Também teve futebol no Fla-Flu. Jogo bom. Pegado, acirrado, sem muitas chances e com o Fluminense um pouco melhor, nos 90 minutos. Do nosso lado, a zaga menos afiada que de costume, embora errando os passes de sempre. Sobrecarregado, Márcio Araújo também esteve abaixo. Autor de algumas “entregadas”, precisava – ao lado de Arão – cobrir os buracos que Alan Patrick deixava atrás. O meia teve mais uma noite infeliz, nesse novo esquema de Zé Ricardo. Nada criou, mas segue tendo um poder de decisão maior que o de todos os nossos “atacantes rápidos de lado”. É justificável a escolha do professor.
Com um jogador lento, que não usou sua qualidade para se aproximar de Diego, o setor ofensivo criou menos do que o habitual. Dá pra relevar. Vencemos um clássico, e o Flamengo não tem ido bem contra os rivais do Rio desde o ano passado. Vide o Fla-Flu primeiro turno, em que só o Mengão foi a campo e, ainda assim, conseguiu perder. A grande diferença é que agora temos Diego, que mesmo quando não se destaca, joga um futebol muito acima dos demais.
Alex Muralha voltou e segue sem provar por que se tornou jogador de Seleção. Um goleiro espetacular talvez tivesse espalmado a cabeçada de Henrique. Inseguro, principalmente após o “não gol” do zagueiro, Muralha saiu estabanado em algumas bolas aéreas e falhou na defesa inicial que gerou o bate-rebate com Wellington Silva. Aaah, Wellington Silva. Aquele que trocou a Gávea pelas Laranjeiras dizendo “vim para ser campeão”. Que presente você nos deu! Fernandinhho – o iluminado – fez bom uso dele. Gol do Flamengo, o da vitória.
Alan Patrick mal, Fernandinho no lugar certo na hora certa, e Leandro Damião… Leando Damião! Bem sem a bola, péssimo com ela. Atrapalha-se, perde gols, isola chutes que artilheiros não desperdiçariam. Ao mesmo tempo tem disposição, volta pra marcar, corre o tempo todo e faz cansar a defesa adversária. Como consta no contrato, é obrigado a tentar – no mínimo – um gol de bicicleta por partida. Na cabeçada de Fernandinho, jogou contra, tirou nossa chance de abrir o placar. Instantes depois, foi premiado com um gol, mesmo sem ter tocado a bola.
É inegável que Réver começa o lance em posição de impedimento, assim como que a trombada em Júlio César só ocorre devido à chegada de Pierre. Na letra fria da lei; se foi impedimento – por interferência – , foi pênalti antes. Na “letra quente”, nem um nem outro.

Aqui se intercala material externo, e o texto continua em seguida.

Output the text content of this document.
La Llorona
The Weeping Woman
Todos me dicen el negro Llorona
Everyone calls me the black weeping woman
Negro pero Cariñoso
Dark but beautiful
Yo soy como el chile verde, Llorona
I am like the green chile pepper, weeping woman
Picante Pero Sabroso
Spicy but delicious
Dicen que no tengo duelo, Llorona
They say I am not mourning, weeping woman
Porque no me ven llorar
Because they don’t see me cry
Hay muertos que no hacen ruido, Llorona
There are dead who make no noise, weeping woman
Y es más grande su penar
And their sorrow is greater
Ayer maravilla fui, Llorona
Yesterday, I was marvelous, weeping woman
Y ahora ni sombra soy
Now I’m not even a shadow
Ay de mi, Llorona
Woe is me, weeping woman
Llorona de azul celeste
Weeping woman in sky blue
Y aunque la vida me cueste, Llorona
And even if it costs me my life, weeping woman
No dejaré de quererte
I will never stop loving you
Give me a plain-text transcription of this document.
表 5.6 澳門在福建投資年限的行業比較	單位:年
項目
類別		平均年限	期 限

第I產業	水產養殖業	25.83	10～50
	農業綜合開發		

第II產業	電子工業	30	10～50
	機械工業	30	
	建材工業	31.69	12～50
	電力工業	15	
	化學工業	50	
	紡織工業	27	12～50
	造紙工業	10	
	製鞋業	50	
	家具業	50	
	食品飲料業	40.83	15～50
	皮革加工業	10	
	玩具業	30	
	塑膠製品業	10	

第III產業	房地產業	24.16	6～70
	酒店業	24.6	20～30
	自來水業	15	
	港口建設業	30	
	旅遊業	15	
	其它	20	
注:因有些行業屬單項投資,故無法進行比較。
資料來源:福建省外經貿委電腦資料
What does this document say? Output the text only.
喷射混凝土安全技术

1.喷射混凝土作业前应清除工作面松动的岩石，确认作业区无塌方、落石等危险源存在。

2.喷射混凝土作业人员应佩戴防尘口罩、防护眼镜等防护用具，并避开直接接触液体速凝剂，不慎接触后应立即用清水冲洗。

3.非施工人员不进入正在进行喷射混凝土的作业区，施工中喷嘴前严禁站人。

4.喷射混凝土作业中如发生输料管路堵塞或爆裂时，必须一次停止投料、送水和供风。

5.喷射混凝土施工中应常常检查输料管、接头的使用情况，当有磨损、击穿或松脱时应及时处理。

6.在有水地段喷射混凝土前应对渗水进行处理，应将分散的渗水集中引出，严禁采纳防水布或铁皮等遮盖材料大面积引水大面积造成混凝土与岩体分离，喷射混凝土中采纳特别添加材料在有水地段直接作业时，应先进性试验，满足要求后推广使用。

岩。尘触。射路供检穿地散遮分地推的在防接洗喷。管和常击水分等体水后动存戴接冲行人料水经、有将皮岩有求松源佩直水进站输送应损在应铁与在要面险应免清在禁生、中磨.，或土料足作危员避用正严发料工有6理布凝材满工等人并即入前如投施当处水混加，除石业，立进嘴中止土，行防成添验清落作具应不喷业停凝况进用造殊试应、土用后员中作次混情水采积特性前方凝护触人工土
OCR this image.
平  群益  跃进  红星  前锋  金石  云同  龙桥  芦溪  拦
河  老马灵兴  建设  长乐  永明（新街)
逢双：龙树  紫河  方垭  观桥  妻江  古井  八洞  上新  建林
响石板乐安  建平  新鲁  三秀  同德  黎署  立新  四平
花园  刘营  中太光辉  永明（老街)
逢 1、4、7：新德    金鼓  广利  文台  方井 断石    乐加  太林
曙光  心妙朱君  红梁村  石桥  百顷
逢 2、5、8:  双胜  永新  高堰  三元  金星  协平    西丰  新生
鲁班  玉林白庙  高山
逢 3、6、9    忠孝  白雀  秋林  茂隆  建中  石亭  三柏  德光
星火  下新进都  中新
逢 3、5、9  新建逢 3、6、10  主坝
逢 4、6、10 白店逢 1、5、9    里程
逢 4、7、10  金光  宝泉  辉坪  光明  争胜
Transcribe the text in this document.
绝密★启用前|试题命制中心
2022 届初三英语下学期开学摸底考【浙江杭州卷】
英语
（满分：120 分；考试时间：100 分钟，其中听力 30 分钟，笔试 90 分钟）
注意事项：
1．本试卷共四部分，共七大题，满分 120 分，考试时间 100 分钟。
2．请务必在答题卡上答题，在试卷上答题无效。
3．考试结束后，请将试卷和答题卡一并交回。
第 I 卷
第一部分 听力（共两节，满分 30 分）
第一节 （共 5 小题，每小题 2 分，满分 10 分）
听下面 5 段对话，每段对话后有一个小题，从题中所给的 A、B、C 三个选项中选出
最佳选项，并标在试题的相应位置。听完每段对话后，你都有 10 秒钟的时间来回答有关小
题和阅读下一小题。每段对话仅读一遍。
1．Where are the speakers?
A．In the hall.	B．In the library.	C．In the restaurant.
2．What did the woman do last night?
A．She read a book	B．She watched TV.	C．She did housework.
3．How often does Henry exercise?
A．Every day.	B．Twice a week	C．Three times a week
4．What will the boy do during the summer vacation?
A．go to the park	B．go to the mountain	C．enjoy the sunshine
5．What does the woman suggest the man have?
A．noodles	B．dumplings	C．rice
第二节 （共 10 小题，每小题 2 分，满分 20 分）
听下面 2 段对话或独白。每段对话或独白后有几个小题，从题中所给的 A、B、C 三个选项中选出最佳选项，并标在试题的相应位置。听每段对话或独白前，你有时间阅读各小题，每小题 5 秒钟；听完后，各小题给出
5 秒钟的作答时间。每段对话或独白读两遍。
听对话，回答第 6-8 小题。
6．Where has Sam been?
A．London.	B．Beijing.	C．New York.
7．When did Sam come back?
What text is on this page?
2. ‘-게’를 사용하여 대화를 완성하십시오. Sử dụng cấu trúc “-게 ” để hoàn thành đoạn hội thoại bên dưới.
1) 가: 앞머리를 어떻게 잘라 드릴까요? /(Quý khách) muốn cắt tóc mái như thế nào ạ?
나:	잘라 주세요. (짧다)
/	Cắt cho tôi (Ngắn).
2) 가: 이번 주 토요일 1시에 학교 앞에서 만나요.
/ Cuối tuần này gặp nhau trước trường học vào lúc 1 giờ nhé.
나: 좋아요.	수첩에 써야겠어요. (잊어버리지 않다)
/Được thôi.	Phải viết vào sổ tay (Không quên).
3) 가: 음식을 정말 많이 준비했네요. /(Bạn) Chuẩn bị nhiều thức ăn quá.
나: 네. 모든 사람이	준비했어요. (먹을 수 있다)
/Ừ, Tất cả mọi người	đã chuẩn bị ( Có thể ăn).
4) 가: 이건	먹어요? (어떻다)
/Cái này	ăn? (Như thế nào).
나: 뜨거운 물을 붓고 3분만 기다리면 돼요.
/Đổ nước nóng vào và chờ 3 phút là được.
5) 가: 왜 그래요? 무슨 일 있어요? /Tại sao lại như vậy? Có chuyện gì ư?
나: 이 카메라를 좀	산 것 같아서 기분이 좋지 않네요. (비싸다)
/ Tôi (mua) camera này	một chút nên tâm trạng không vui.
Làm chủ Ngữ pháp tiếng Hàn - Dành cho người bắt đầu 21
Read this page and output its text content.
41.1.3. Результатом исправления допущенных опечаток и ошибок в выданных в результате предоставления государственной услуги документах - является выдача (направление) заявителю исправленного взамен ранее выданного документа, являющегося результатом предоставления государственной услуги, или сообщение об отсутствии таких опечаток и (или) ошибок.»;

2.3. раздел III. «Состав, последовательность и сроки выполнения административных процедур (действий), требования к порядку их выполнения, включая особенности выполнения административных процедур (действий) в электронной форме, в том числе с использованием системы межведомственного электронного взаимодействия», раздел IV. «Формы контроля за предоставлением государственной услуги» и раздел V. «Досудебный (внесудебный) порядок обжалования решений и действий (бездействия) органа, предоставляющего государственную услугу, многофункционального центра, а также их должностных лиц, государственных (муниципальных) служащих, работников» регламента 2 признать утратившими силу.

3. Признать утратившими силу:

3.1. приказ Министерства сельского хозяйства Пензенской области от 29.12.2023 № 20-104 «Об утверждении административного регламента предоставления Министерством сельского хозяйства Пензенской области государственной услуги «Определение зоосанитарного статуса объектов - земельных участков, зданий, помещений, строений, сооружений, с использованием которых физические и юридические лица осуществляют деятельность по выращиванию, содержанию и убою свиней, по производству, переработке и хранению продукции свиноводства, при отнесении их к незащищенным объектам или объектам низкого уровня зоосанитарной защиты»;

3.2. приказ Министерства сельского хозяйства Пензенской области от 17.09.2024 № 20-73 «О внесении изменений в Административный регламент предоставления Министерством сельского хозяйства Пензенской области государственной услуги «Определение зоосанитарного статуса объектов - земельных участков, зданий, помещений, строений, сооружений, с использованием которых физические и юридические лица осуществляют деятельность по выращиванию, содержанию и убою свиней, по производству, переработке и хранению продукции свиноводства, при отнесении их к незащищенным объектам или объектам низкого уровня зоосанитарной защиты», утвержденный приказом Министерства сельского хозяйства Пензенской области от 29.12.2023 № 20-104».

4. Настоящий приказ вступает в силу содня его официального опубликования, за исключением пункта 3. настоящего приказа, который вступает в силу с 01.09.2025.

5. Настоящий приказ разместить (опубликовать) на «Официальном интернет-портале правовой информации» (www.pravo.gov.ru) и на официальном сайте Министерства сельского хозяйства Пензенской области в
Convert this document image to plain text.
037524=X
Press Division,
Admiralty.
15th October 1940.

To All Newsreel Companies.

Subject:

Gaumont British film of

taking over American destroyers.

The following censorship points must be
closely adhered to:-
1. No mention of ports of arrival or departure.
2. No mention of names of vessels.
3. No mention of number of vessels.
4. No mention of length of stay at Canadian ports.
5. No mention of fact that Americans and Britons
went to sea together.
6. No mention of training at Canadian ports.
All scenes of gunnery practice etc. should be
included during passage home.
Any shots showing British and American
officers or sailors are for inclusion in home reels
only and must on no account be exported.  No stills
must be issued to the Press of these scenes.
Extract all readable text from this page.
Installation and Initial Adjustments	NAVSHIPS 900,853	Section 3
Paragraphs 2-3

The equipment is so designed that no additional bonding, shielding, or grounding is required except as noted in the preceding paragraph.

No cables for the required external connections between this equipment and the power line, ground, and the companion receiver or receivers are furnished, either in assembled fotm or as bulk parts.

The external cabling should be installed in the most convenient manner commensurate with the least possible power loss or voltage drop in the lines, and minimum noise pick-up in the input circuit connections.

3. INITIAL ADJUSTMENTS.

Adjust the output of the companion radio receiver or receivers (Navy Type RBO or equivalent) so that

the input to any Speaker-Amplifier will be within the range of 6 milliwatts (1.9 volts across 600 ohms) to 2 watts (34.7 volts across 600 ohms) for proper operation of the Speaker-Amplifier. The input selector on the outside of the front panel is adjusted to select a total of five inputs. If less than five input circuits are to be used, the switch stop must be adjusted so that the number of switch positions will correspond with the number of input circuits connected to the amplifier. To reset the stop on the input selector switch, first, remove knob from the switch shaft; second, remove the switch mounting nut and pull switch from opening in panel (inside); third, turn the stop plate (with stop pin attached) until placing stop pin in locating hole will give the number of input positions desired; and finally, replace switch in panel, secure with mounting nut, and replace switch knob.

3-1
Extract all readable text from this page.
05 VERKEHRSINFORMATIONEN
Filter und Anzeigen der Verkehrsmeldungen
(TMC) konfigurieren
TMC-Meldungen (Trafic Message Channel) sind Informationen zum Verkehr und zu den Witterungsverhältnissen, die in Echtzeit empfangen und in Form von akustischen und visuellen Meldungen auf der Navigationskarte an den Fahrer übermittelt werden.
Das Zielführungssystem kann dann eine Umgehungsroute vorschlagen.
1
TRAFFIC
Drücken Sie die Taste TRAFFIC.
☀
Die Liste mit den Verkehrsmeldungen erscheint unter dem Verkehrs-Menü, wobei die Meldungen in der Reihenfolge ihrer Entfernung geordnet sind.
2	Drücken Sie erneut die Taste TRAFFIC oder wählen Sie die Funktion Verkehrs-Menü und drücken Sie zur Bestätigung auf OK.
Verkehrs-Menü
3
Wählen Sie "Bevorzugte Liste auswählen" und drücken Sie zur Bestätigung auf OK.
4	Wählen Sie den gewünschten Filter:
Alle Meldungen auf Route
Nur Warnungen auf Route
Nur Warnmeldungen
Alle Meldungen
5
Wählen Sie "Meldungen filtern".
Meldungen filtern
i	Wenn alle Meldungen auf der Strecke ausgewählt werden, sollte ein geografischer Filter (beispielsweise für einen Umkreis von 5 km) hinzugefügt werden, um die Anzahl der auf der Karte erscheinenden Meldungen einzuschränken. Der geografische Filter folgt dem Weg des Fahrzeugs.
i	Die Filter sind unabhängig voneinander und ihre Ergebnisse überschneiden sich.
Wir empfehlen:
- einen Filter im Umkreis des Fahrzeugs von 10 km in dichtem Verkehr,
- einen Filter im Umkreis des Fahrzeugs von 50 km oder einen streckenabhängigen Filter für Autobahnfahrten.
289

Aos que permanecem em dúvida, vale recorrer à imparcial análise do vascaíno Carlos Drummond de Andrade:
“Pierre empurrou Réver que empurrou Júlio César
que não empurrou ninguém.
Leandro Damião não alcançou, William Matheus tomou uma bolada na cara,
Henrique uma no braço e a bola foi parar dentro do gol
que não tinha entrado na história.”
Tá aí o grande erro da arbitragem. Henrique fez um gol legítimo sim, o primeiro do jogo. Só que Sandro Meira Ricci creditou a Leandro Damião. Finalmente dá pra entender a revolta de atletas, dirigentes e torcedores do clube que terminou os Brasileiros de 96 e 97 na penúltima posição, o de 2013 na 17ª, e a Série B de 98 na vice-lanterna. O único dos chamados grandes que disputou a segunda divisão e não ficou no grupo de acesso à elite.
Deixemos eles de lado. Ocupemo-nos com o Flamengo, que – merecidamente – voltou a vencer um clássico, encurtou a distância para o líder e conta com mais 3 pontos na luta pelo heptacampeonato. O título não está mais próximo, nem mais distante. Está onde sempre esteve, lá no dia 4 de dezembro. Façamos de tudo para conquistá-lo.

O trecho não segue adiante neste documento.